Tutto ciò che rimaneva per chiudere una carriera splendida era la vittoria sui Wallabies e l’occasione ideale è arrivata quando l’Australia ha intrapreso una serie di match in Nuova Zelanda, nel 1982. Graham sapeva che quella era probabilmente la sua ultima possibilità per battere il vecchio nemico e ha messo il suo sigillo segnando una meta nella prima partita. Alla fine la serie è stata vinta 2 a 1, la Bledisloe Cup conquistata e Graham ha annunciato il suo ritiro subito dopo l’ultima prova, l’11 settembre 1982.

In tutto Graham Mourie ha giocato 21 test ufficiali con la propria nazionale, 19 dei quali come capitano, e ha siglato 4 mete.

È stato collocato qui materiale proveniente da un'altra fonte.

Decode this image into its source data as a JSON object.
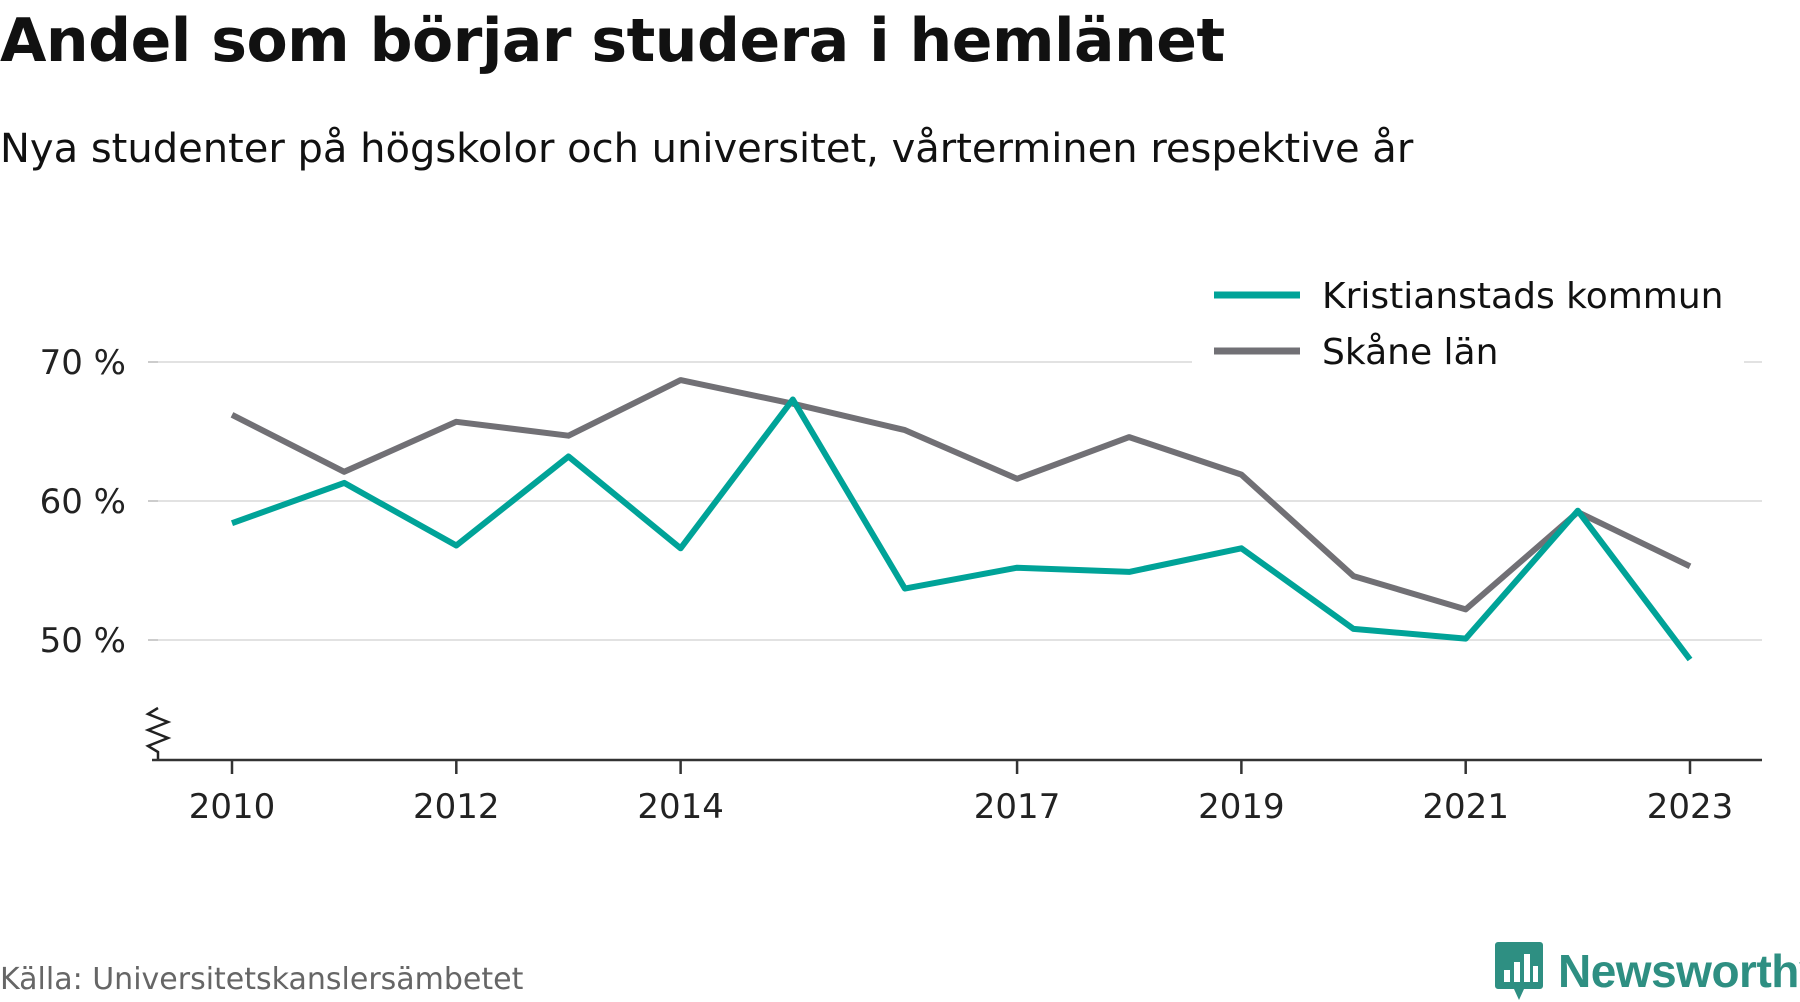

A quel punto Mourie è tornato in Francia per un’altra stagione di club. Nello stesso periodo ha disputato anche due gare con i Barbarians, la prima contro il Racing Metro di Parigi e la seconda contro Waterloo, segnando un totale di 12 punti.

Alla fine del 1982 Graham è stato accusato di avere ricevuto Royalty dalla sua biografia, “Graham Mourie – Captain”, scritta insieme allo scrittore Ron Palensky. Il reato, in giorni in cui il rugby era considerato amatoriale, l’ha fatto bandire dall’IRB per dieci anni: “Era una regola talmente stupida, che se nessuno l’avesse sfidata non sarebbe mai cambiata.” Ha dichiarato lo stesso Mourie.

Comunque sia, Graham ha mantenuto il contatto con il mondo ovale, lavorando dietro le quinte per John Hart, nella stagione 1985/’86, quindi per la società di marketing West Nally, durante la prima Coppa del Mondo del 1987.

In seguito l’ex flanker ha iniziato la sua attività di allenatore, sedendo sulla panchina di Opunake (poi ribattezzata Coastal). Nel 1997 Mourie era alla guida di Wellington e alla fine del 1999 è diventato head-coach degli Hurricanes, squadra di Super 12, un ruolo che ha ricoperto fino alla fine della stagione 2002.

Dopo la deludente Coppa del Mondo del 2003 da parte degli All Blacks, Mourie è entrato a fare parte del consiglio direttivo della New Zealand Rugby Football Union.

Per finire, il giusto omaggio a un campione straordinario. Nel 2007 Graham Mourie è stato introdotto nell’International Rugby Hall Of Fame.

Graham ha un solo rammarico, quello di non avere mai partecipato alla Coppa del Mondo, vuoi perché è nato troppo presto, oppure perché i mondiali sono arrivati troppo tardi. La sua immagine, comunque, è ben impressa in tutti i neozelandesi e i suoi successori nel ruolo di flanker, da Michael Jones a Josh Kronfeld, sino a Richie McCaw, lo hanno spesso ricordato e citato quale fonte d’ispirazione.